The plane took off again at his direction with some of the crew on board. As the plane neared Oregon, Cooper jumped from its lowered rear stairs. No one knows what happened to him. Investigators doubt he survived the nighttime jump in a frigid rain, and some of his money was found by a boy playing on a Columbia River beach in 1980.

The parachutes provided to the skyjacker came from an Issaquah skydive center, which had recently bought them from Cossey. The one Cooper apparently used was a military-issue NB6, nylon parachute with a conical canopy.

Over the decades, as parachutes were sometimes discovered in the area of Cooper's jump, the FBI sought Cossey's help in identifying them.

"They keep bringing me garbage," Cossey told The Associated Press in 2008, after the FBI brought him a silk parachute discovered by children playing at a recently graded road in Southwest Washington. "Every time they find squat, they bring it out and open their trunk and say, `Is that it?' and I say, `Nope, go away.' Then a few years later they come back."

That didn't keep him from having fun at the expense of reporters. Cossey told some who happened to call him on April Fools' Day that year that the chute was, in fact, Cooper's.

One reporter called him back and angrily said he could be fired for writing a false story, Cossey said.
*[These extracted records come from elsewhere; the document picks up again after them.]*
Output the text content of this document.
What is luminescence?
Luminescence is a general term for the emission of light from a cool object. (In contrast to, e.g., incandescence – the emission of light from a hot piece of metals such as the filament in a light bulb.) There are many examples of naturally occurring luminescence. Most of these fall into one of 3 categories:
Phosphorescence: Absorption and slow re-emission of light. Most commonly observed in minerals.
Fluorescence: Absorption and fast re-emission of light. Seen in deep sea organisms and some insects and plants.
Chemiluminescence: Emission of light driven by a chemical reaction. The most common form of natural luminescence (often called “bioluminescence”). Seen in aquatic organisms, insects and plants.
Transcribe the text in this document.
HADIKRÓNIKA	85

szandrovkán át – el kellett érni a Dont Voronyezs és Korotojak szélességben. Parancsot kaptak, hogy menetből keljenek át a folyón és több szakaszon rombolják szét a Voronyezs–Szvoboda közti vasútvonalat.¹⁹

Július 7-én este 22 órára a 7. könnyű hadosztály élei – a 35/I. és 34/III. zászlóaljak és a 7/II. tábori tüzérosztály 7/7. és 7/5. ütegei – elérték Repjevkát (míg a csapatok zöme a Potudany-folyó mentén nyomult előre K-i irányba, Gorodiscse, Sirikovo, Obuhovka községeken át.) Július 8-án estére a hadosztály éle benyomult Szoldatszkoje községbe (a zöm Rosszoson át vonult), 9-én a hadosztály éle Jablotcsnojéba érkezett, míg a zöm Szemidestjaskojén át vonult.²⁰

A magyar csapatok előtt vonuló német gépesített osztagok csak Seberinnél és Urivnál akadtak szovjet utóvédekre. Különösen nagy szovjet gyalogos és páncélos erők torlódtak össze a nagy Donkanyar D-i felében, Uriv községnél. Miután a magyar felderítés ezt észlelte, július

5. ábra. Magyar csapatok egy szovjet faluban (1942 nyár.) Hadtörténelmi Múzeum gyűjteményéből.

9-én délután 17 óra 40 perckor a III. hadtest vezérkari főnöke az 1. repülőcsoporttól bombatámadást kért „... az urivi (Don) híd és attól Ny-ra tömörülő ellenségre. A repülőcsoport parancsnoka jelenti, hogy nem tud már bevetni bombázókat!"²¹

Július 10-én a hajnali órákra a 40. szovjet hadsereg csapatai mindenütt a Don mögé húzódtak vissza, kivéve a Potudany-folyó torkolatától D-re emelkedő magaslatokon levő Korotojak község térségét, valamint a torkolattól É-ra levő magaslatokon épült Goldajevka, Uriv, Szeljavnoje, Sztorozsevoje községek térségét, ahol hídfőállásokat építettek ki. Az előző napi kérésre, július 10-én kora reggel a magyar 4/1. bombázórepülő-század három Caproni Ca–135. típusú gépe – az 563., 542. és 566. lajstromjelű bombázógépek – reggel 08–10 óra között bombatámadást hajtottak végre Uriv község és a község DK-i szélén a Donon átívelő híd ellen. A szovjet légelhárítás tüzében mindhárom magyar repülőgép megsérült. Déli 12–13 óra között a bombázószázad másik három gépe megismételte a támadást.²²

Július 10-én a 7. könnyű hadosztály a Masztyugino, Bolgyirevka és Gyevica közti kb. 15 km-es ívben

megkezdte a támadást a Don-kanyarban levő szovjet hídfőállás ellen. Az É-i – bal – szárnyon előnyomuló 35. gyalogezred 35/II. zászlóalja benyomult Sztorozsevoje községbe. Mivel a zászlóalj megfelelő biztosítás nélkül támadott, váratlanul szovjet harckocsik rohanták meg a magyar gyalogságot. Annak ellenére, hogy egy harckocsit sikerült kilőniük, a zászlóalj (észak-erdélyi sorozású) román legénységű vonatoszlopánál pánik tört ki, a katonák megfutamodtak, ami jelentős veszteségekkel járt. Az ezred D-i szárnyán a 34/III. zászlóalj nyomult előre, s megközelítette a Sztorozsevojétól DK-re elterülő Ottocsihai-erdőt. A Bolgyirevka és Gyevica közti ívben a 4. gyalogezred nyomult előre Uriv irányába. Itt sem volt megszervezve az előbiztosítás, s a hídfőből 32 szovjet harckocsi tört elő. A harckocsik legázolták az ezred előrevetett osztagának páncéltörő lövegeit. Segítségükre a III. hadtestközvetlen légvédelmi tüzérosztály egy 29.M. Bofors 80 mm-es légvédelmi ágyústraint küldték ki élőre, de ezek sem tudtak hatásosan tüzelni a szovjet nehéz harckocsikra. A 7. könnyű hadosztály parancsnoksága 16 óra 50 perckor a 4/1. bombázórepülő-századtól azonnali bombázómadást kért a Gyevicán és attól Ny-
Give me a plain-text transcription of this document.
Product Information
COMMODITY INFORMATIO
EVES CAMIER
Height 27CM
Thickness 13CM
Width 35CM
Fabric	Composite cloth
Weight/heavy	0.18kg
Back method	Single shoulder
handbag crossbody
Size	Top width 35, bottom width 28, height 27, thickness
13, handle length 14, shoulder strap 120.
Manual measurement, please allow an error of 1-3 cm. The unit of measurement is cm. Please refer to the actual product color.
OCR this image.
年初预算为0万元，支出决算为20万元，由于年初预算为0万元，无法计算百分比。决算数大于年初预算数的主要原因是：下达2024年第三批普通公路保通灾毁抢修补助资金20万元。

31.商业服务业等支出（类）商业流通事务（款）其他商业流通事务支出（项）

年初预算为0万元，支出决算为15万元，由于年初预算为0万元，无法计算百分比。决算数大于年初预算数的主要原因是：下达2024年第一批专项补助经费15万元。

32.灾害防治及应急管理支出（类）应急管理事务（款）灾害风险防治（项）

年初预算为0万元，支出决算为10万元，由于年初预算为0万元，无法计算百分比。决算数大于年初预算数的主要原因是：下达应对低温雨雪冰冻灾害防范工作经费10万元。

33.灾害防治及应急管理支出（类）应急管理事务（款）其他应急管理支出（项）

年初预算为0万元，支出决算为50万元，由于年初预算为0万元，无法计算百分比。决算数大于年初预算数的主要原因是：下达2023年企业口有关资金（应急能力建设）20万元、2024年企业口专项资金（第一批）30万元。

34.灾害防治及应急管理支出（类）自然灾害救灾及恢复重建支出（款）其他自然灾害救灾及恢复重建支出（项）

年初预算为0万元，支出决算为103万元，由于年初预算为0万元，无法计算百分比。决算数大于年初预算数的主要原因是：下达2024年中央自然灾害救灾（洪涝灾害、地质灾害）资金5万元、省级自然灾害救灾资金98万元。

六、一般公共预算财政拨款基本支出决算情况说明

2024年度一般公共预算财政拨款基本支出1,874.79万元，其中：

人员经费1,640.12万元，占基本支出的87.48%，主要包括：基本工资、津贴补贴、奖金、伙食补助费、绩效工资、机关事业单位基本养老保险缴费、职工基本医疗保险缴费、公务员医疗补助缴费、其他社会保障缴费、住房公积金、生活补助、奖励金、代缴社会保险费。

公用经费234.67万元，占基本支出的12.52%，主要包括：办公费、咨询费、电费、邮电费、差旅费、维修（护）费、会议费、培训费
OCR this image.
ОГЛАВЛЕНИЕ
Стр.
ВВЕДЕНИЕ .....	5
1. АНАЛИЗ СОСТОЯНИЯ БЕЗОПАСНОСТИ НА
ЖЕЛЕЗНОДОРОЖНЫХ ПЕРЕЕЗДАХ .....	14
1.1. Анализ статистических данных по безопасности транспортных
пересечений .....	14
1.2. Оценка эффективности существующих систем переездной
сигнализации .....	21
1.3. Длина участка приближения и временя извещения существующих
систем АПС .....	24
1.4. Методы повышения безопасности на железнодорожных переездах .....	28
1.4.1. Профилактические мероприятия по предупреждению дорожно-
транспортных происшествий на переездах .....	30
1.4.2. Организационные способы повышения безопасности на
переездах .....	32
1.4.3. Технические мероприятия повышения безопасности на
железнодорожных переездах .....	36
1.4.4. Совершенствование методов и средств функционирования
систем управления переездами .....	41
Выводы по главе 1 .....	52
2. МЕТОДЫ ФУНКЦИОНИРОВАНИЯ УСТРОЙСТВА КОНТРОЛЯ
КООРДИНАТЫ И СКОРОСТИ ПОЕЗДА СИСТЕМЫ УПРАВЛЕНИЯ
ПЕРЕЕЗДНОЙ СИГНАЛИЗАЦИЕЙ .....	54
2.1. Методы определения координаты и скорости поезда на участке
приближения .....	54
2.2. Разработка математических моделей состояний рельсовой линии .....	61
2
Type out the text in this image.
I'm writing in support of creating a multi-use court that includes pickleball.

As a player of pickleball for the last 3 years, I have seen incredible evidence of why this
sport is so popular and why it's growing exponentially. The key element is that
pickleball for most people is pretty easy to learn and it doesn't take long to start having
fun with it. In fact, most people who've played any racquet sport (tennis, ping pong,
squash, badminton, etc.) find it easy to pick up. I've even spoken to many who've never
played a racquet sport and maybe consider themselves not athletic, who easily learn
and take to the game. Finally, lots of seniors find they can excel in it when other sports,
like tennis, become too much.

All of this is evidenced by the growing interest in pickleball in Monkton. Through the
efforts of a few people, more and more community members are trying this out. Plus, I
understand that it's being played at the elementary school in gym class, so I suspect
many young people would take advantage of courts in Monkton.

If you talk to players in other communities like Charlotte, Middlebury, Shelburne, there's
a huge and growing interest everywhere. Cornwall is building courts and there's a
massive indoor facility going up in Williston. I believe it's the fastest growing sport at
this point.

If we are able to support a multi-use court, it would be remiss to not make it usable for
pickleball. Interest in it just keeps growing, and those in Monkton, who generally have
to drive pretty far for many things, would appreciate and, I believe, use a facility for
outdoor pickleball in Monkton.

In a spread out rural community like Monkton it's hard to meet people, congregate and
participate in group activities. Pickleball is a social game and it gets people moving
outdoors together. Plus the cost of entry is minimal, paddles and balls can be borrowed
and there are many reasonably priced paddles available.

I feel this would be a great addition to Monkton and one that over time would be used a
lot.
Another said the newsroom was entertained by the prank.

"I'm getting mixed reviews," Cossey said. "But I'm having fun with it. What the heck."

Cossey's family last saw him the night of April 22, the sheriff's office said. Investigators were asking anyone who saw Cossey alive after that night and anyone who knows with whom he associated to contact them.

A reward of up to $1,000 was being offered for information leading to an arrest.